“Ralé é um filme sobre as minorias que reivindicam o direito de ser feliz”, diz Helena Ignez

Carlos Minuano, para a revista Preview

Era para ser um documentário, mas o filme Ralé se tornou outra coisa. “O momento atual transformou o rumo do roteiro e a ideia original” disse em entrevista à Revista PREVIEW a diretora Helena Ignez (Luz nas Trevas), que também atua no longa, ao lado do amigo, o músico Ney Matogrosso.

O filme, de narrativa incomum, mistura xamanismo, gays e trans de todos os tipos, que se espalham de maneira, muitas vezes, desconexa nas várias camadas de Ralé. Mas ok, a ideia do longa realmente parece não ser mesmo a de explicar nada.


No centro da história “muito louca” está a beberagem amazônica ayahuasca, chá alucinógeno usada em rituais indígenas e por grupos religiosos. Helena interpreta uma xamã que encontra um ex-­presidiário e viciado que se transforma ao conhecer a erva, personagem vivido por Ney Matogrosso.A inspiração para o filme, segundo a diretora, veio dos miseráveis da peça homônima do russo Maxim Gork (1868­ 1932). Ela conta ter ficado impressionada pela forma como o texto rompia com o teatro aristotélico da época, usando uma narrativa dramática incomum. “Abordava questões sociais com uma liberdade não usada até então”.

No plano inicial, os bêbados do autor russo seriam substituídos pelos noias do crack, mas quem acabou se impondo no filme foi uma “antiralé”, afirma Helena, a classe artística, os independentes, e as minorias que reivindicam o direito de ser feliz.

Os personagens de Gork são viciados literalmente na lona (aliás, o título original da peça é Na Dnie, ou “No Fundo”, em português). A peça mostra um universo em decadência, muito parecido com os “zumbis” das cracolandias atuais. “O pensamento de Gork não me engessou, pelo contrário, me inspirou a fazer outra coisa”, afirma a diretora.




A trama de Helena Ignez abraça ainda jovens diretores, adolescentes que filmam A Exibicionista em uma fazenda paradisíaca. Sim, tem um filme dentro do filme. O personagem de Ney Matogrosso vive nesta fazenda onde, após curar­-se no xamanismo, celebra seu casamento com um dançarino.

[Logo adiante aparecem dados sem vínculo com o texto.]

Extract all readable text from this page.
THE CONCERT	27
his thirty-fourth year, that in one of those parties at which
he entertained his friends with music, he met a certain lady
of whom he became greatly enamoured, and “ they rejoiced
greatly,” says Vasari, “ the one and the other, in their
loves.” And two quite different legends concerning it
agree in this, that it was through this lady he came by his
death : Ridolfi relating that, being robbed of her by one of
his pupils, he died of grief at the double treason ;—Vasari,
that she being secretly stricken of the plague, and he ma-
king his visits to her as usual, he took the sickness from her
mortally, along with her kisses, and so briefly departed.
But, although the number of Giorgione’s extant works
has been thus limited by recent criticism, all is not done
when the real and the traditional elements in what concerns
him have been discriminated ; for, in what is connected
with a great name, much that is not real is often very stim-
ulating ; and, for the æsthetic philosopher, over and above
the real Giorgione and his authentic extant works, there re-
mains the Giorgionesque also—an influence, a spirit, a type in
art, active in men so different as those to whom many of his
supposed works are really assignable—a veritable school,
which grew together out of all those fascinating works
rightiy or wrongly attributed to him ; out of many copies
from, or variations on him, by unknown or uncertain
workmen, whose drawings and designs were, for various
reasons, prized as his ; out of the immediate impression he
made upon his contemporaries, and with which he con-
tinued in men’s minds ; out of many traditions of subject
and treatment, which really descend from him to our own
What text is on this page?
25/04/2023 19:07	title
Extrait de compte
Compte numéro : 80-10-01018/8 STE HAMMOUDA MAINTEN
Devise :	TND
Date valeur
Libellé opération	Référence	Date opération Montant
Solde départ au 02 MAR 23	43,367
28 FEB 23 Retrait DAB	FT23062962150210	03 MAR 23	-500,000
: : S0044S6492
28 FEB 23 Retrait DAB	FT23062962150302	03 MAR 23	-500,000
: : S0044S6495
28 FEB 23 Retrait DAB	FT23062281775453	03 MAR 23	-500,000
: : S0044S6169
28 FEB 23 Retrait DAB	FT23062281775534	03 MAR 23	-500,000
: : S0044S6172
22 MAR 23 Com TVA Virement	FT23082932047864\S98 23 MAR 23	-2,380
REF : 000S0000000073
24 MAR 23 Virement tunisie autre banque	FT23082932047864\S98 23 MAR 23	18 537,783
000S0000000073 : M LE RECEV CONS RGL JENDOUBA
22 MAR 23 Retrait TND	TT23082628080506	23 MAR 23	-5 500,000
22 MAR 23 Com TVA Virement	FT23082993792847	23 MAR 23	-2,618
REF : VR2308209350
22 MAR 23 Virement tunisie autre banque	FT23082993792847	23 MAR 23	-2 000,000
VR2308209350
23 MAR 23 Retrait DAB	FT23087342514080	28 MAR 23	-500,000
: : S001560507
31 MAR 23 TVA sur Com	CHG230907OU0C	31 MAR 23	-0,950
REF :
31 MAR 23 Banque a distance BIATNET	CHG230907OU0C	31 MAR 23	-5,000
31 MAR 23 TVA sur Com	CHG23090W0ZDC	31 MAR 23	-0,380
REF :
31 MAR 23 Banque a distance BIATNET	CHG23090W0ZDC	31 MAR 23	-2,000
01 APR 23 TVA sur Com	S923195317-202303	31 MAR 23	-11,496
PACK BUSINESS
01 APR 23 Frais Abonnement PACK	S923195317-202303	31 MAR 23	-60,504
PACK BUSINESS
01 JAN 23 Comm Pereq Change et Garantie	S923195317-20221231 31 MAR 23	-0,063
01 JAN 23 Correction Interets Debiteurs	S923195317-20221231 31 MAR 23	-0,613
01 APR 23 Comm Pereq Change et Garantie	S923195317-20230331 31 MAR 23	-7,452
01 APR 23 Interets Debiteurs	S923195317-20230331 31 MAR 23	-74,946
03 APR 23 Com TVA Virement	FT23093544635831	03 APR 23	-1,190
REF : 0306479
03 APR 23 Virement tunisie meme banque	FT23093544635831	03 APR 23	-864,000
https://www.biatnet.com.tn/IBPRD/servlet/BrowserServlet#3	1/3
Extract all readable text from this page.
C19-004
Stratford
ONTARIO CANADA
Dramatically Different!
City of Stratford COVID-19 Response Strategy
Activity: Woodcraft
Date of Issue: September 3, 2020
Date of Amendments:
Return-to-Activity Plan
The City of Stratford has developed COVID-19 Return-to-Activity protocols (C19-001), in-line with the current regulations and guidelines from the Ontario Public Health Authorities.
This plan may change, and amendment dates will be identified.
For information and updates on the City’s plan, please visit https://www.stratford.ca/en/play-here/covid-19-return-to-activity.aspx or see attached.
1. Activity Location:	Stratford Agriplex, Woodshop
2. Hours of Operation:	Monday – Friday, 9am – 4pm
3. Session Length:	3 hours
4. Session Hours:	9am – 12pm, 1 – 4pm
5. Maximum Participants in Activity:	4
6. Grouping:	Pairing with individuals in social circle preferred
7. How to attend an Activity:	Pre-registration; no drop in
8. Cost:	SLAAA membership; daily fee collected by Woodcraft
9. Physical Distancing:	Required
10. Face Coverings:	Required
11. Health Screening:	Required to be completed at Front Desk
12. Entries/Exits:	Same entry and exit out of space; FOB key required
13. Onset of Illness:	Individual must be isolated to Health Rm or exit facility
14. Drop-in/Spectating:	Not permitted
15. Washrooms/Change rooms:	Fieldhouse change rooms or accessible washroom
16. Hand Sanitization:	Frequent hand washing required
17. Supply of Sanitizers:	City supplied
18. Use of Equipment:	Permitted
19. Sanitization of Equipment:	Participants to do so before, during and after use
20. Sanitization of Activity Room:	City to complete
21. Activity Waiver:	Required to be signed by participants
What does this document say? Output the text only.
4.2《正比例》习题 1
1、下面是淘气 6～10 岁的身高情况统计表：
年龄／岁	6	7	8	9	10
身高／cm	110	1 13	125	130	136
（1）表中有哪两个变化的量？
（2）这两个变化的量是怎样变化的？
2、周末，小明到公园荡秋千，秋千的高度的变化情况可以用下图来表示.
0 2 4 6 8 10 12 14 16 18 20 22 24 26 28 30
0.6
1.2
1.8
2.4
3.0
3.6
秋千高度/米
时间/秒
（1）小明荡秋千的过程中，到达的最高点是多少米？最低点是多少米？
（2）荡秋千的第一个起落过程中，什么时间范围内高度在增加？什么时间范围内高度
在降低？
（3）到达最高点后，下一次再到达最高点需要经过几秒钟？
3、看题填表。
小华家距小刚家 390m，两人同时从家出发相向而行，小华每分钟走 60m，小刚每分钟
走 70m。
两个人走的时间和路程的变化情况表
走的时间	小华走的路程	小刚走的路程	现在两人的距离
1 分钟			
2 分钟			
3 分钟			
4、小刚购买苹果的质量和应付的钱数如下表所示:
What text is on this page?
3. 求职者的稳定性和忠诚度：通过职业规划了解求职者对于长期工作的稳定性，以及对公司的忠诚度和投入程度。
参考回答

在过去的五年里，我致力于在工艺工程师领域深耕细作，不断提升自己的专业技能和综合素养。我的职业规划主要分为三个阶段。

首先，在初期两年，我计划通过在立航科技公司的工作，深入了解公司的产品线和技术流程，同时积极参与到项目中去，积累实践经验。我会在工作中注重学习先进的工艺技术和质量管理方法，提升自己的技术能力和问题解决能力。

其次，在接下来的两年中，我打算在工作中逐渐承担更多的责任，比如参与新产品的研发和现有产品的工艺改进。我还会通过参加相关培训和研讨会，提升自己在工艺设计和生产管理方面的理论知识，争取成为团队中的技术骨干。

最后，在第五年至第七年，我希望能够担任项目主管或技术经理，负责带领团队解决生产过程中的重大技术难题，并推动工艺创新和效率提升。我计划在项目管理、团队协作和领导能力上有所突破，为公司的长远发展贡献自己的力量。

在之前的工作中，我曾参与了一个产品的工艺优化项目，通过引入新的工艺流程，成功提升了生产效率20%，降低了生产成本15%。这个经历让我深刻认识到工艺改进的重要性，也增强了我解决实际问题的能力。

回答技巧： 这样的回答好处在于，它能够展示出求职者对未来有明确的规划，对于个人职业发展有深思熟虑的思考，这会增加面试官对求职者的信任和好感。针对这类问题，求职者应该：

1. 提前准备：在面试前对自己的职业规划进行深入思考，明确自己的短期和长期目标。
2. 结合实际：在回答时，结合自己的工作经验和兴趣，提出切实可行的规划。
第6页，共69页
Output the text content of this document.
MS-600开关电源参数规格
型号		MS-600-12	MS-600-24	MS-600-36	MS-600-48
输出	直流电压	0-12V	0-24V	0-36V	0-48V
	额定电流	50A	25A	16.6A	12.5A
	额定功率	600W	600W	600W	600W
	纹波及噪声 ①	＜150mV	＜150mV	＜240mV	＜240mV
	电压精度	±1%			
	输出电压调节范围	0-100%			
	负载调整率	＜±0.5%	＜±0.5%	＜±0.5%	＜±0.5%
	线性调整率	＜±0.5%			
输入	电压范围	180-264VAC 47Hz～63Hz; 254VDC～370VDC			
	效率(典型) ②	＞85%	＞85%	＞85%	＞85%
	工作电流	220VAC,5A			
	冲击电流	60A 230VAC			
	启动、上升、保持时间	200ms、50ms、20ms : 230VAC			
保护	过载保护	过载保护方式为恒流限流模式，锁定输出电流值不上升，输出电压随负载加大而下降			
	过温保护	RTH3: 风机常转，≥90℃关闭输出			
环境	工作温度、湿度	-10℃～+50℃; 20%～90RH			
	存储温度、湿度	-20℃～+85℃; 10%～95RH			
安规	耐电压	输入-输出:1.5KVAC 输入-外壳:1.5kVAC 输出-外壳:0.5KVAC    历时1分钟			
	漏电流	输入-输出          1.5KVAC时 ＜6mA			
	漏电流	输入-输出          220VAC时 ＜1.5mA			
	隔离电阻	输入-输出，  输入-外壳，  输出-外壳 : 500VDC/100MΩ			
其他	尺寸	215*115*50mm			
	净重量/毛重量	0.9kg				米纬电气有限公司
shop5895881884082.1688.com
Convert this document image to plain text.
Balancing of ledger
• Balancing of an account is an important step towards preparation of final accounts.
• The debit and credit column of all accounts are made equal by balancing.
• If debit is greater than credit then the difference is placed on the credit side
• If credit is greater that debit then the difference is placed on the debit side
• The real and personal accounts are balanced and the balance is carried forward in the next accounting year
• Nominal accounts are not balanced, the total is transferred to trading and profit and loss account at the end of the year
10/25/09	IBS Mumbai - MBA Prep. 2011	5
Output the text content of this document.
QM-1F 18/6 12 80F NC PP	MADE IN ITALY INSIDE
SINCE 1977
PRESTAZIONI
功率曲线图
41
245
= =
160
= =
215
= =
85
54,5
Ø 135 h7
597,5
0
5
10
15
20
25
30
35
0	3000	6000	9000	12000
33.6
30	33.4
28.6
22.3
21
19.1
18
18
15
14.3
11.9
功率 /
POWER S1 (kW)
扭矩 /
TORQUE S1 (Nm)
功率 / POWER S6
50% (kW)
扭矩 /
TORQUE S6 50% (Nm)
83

Personagens e história apresentados, vale dizer que “Ralé” não é para todos os gostos. O filme abusa da poesia, da filosofia e da música para refletir sobre a alma brasileira, a Amazônia como epicentro do mundo, os direitos à liberdade e individualidade sexual e mais uma farta porção de questões existenciais. Mais indicado para quem é fã dos cults, como Robert Altman e Michelangelo Antonioni.

O filme Ralé chega às telas após circular por diversos festivais do país e ter encontrado pelo caminho uma receptividade extremamente amorosa. “A resposta foi emocionante em todas as sessões”, ressalta Helena. A cineasta acredita que o público foi sensível a uma urgência que explode no filme – o quinto que dirige. “Falamos de coisas que são necessárias, que precisam ser ditas, sobre todos nós, mulheres, gays, trans, minorias de direitos, todos os exilados da sociedade, os insatisfeitos que desejam ser felizes profundamente, é esse o meu público”.


Ícone de uma linhagem fina do cinema nacional em sua forma mais inventiva e experimental, Helena Ignez foi casada com os diretores Glauber Rocha, Julio Bressane e Rogério Sganzerla, diretor de Copacabana Moun Amour (no longa, filmado com uma única câmera em 1970, Helena faz uma prostituta alucinada e se torna uma espécia de musa marginal da época).

Sobre o cenário político atual, a diretora discorda que sejam tempos tenebrosos. “São apenas dias difíceis”, diz. “Terrível foi a década de 1970, após o AI­5, anos horrorosos, mortais, crueis e violentos”. A diretora de Ralé afirmou ainda não temer “mostrinhos idiotas”, como o deputador federal Jair Bolsonaro, que citou o coronel Brilhante Ustra – torturador na ditadura militar – durante a votação pelo processo de impeachment da presidente Dilma Rousseff.